The Board of County Commissioners are responsible for funding the operations of the Elections Office. They have been made aware that the Touch Screen Voting equipment is mandated to be replaced by 2016. Nearly $100,000 of the SOE’s operating budget has been returned to the Board over the past three years. If the board desires to place those funds along with additional funds in an escrow account to be prepared for the replacement of the voting equipment, that will be at their discretion. They are aware the elections office has been operating on much less than comparable counties, and I have complied with reducing precincts as they have requested. I feel confident the Board will provide necessary funds to ensure we comply with this State requirement to allow our office to continue to provide quality elections to the citizens of Flagler County.
iii. Do you feel that it is appropriate, and even ethical, for a Supervisor of Elections to have a booth for the Office at a public event and distribute campaign material for their own campaign at that booth? Were the employees in the booth being paid regular hours or over time? Should any candidate material be distributed from a SOE booth at a public event?
It is certainly appropriate and ethical for a Supervisor of Elections to have a booth at a public event to serve the voters. If the event holder does not allow a candidate to have a booth, but permits a candidate to campaign and hand out campaign materials at the same event without having a booth, I also feel this is appropriate and ethical.
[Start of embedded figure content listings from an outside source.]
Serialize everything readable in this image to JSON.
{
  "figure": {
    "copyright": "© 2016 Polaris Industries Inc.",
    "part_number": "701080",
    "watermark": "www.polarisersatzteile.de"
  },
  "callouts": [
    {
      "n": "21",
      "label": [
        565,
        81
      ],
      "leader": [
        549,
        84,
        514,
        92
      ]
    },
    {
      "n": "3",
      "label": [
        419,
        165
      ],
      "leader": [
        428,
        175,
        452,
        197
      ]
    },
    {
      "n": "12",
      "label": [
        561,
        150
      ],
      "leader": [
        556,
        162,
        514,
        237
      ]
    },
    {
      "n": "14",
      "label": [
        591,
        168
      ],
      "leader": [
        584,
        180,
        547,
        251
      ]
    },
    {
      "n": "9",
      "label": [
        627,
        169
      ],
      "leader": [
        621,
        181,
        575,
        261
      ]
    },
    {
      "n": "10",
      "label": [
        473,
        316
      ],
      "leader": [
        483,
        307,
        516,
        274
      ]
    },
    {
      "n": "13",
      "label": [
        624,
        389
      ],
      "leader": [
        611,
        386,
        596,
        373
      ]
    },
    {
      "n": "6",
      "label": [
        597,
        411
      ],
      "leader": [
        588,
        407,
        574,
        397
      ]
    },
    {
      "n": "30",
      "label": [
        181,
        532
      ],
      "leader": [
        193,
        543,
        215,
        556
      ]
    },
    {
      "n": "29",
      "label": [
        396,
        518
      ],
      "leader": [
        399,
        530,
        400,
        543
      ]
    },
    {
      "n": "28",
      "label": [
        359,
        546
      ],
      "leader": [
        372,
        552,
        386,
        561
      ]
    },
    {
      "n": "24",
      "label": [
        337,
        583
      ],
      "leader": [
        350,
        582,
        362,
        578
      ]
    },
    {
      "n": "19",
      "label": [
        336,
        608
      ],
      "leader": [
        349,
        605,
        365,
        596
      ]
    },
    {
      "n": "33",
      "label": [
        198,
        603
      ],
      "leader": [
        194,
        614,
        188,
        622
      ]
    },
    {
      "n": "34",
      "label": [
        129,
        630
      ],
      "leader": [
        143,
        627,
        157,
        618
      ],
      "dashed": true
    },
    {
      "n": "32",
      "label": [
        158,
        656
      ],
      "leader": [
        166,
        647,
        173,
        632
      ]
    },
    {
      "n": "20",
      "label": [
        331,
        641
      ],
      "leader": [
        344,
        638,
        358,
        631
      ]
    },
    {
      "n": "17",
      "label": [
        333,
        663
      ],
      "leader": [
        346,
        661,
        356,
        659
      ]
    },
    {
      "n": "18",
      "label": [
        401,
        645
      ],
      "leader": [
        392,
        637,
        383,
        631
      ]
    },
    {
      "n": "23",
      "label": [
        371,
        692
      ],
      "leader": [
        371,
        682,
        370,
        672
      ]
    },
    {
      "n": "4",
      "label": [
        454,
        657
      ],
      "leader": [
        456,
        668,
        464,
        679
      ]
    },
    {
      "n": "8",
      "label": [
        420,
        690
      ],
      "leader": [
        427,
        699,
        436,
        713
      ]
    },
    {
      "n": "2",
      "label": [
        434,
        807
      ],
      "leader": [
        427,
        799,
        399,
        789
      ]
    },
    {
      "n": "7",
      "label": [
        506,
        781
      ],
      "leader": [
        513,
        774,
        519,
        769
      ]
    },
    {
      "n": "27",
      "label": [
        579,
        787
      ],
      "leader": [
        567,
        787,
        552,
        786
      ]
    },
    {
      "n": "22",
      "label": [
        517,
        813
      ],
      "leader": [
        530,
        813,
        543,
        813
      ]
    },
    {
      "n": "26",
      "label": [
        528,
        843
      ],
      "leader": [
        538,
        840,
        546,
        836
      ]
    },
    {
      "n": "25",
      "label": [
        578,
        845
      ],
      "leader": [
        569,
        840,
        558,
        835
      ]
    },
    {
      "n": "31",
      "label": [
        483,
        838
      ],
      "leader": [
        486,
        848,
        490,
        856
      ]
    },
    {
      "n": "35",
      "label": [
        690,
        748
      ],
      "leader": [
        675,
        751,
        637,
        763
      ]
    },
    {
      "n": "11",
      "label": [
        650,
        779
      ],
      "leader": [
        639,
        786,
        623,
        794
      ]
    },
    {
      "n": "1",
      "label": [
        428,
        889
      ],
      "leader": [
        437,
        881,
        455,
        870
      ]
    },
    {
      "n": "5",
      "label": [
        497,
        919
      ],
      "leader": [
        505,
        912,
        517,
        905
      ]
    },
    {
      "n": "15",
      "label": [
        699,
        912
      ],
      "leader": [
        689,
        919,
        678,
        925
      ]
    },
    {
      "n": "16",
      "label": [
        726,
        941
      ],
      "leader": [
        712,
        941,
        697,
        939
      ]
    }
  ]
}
At no time, did a Supervisor of Elections candidate sit in the Supervisor of Elections booth while campaigning, and at no time did a Supervisor of Elections Candidate distribute campaign materials from the booth of the Supervisor of Elections at a public event. If the event holder did not feel it was appropriate for the candidate to distribute campaign materials at the event, the candidate would have been informed of such. If the candidate was violating any policies of the event holder, they too would have been notified as the event holder has strict rules and enforces their rules.
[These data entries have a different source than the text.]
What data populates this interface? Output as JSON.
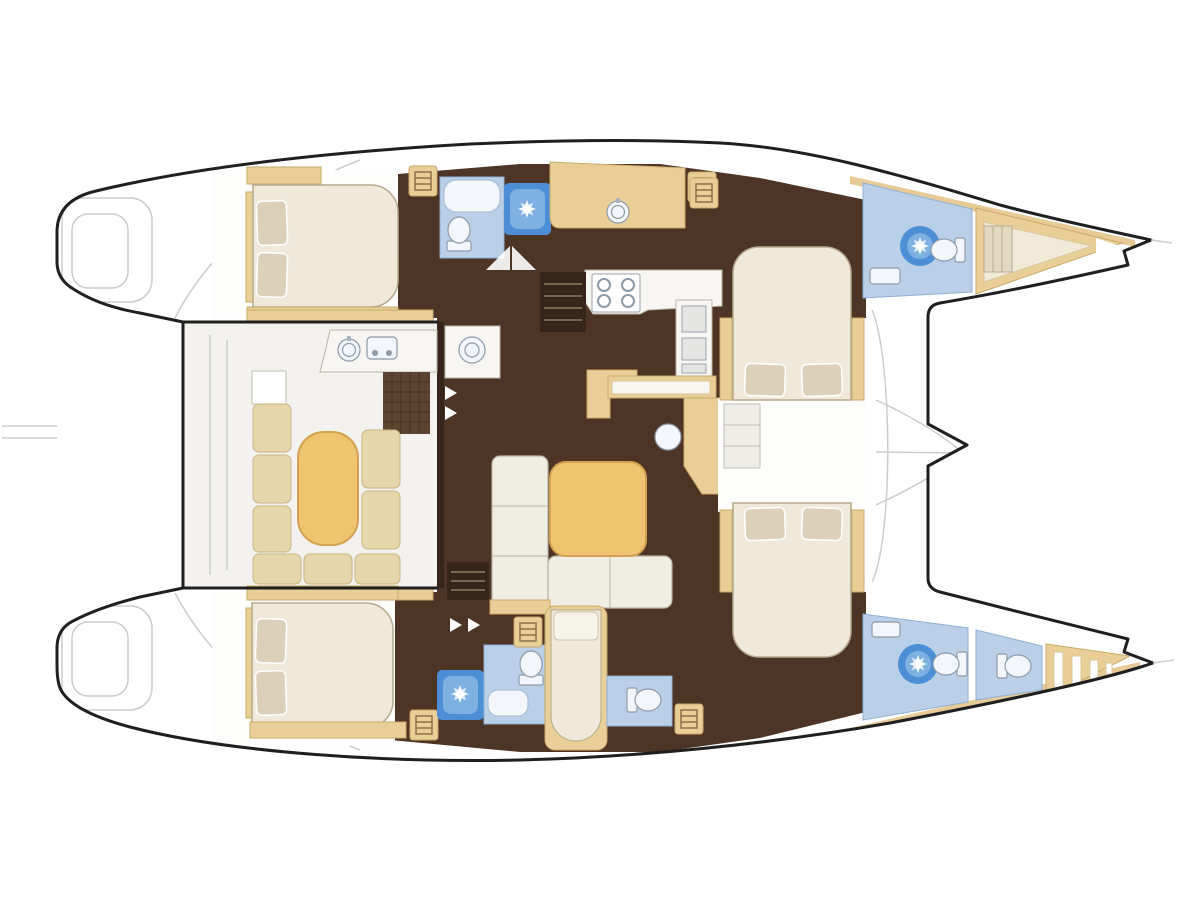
{
  "page": {
    "background": "#ffffff",
    "title": "Sailing catamaran interior layout plan, top view with bows to the right"
  },
  "palette": {
    "outline": "#1f1f1f",
    "ghost": "#cccccc",
    "floor": "#4d3425",
    "floor_dark": "#38251a",
    "tan": "#e9cf97",
    "tan_edge": "#c9a96b",
    "tan_deep": "#e2bd7d",
    "table": "#eec470",
    "table_edge": "#d3a251",
    "cream": "#f0e9d9",
    "cream_edge": "#b6a98c",
    "pillow": "#dcd0b8",
    "sofa": "#f0ede3",
    "sofa_edge": "#b8b2a2",
    "cockpit": "#f3f2ee",
    "bath": "#b9d0e8",
    "bath_edge": "#8fb0d4",
    "bath_fix": "#f3f6fa",
    "shower": "#4c8fd6",
    "shower_core": "#7fb0e2",
    "fixture_edge": "#8d9aa8",
    "counter": "#f7f6f2",
    "counter_edge": "#b9b4a6"
  },
  "plan": {
    "vessel": "twin-hull catamaran, sterns with swim steps at left, pointed bows at right, trampoline between bows",
    "zones": [
      {
        "id": "aft-cockpit",
        "label": "Aft cockpit with U-shaped seating, oval table, side table and wet bar with sink and grill"
      },
      {
        "id": "salon",
        "label": "Salon with L-shaped sofa, square coffee table, aft sink counter, galley island bar and chart desk with stool"
      },
      {
        "id": "galley",
        "label": "Galley in top hull with long counter, round sink, 4-burner stove and appliance column"
      },
      {
        "id": "top-aft-cabin",
        "label": "Top hull aft double cabin, pillows aft"
      },
      {
        "id": "top-aft-head",
        "label": "Top hull aft bathroom with toilet and separate shower stall"
      },
      {
        "id": "top-forward-cabin",
        "label": "Top hull forward double cabin, pillows inboard"
      },
      {
        "id": "top-forward-head",
        "label": "Top hull forward bathroom with round shower, toilet and sink"
      },
      {
        "id": "top-bow-berth",
        "label": "Top bow V-berth crew area"
      },
      {
        "id": "bottom-aft-cabin",
        "label": "Bottom hull aft double cabin, pillows aft"
      },
      {
        "id": "bottom-aft-head",
        "label": "Bottom hull aft bathroom with shower stall, toilet and basin"
      },
      {
        "id": "bottom-single-berth",
        "label": "Bottom hull narrow single berth"
      },
      {
        "id": "bottom-mid-head",
        "label": "Bottom hull middle toilet room"
      },
      {
        "id": "bottom-forward-cabin",
        "label": "Bottom hull forward double cabin, pillows inboard"
      },
      {
        "id": "bottom-forward-head",
        "label": "Bottom hull forward bathroom with round shower, toilet and sink"
      },
      {
        "id": "bottom-bow-head",
        "label": "Bottom bow extra toilet compartment"
      },
      {
        "id": "bottom-forepeak",
        "label": "Bottom bow forepeak locker with slats"
      },
      {
        "id": "trampoline",
        "label": "Foredeck trampoline between bows with seams converging to forebeam point"
      }
    ],
    "fixtures_count": {
      "double_beds": 4,
      "single_berths": 1,
      "bow_v_berths": 1,
      "toilets": 5,
      "shower_indicators": 4,
      "sinks": 5,
      "stove_burners": 4,
      "grills": 1,
      "companionway_step_cabinets": 5
    }
  }
}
It certainly is unethical and inappropriate for another candidate who is seeking to be elected to the position of Supervisor of Elections to insinuate wrong doing when wrong doing hasn’t taken place, and to create a perception of false information to try to deteriorate the integrity of the candidate they are opposed to.
If employees of the elections office are due to be paid their regular rate of pay, then that is what they should be paid. If they are entitled to over-time, then that is what they are to be paid when attending public events. The office of Supervisor of Elections is a non-partisan position. Those who are employed in the Supervisor of Elections office are also non-partisan and do not distribute candidate’s political information from a booth at a public event or from the elections office.
My dedication and work ethic is evident in that I am able to separate my professional position in office from my re-election campaign. The Supervisor of Elections office was represented at the event with Elections Staff assisting Flagler County Residents. Despite your insinuations, I am entitled to campaign for re-election, and at no time did I do so, with taxpayer dollars or by violating event rules.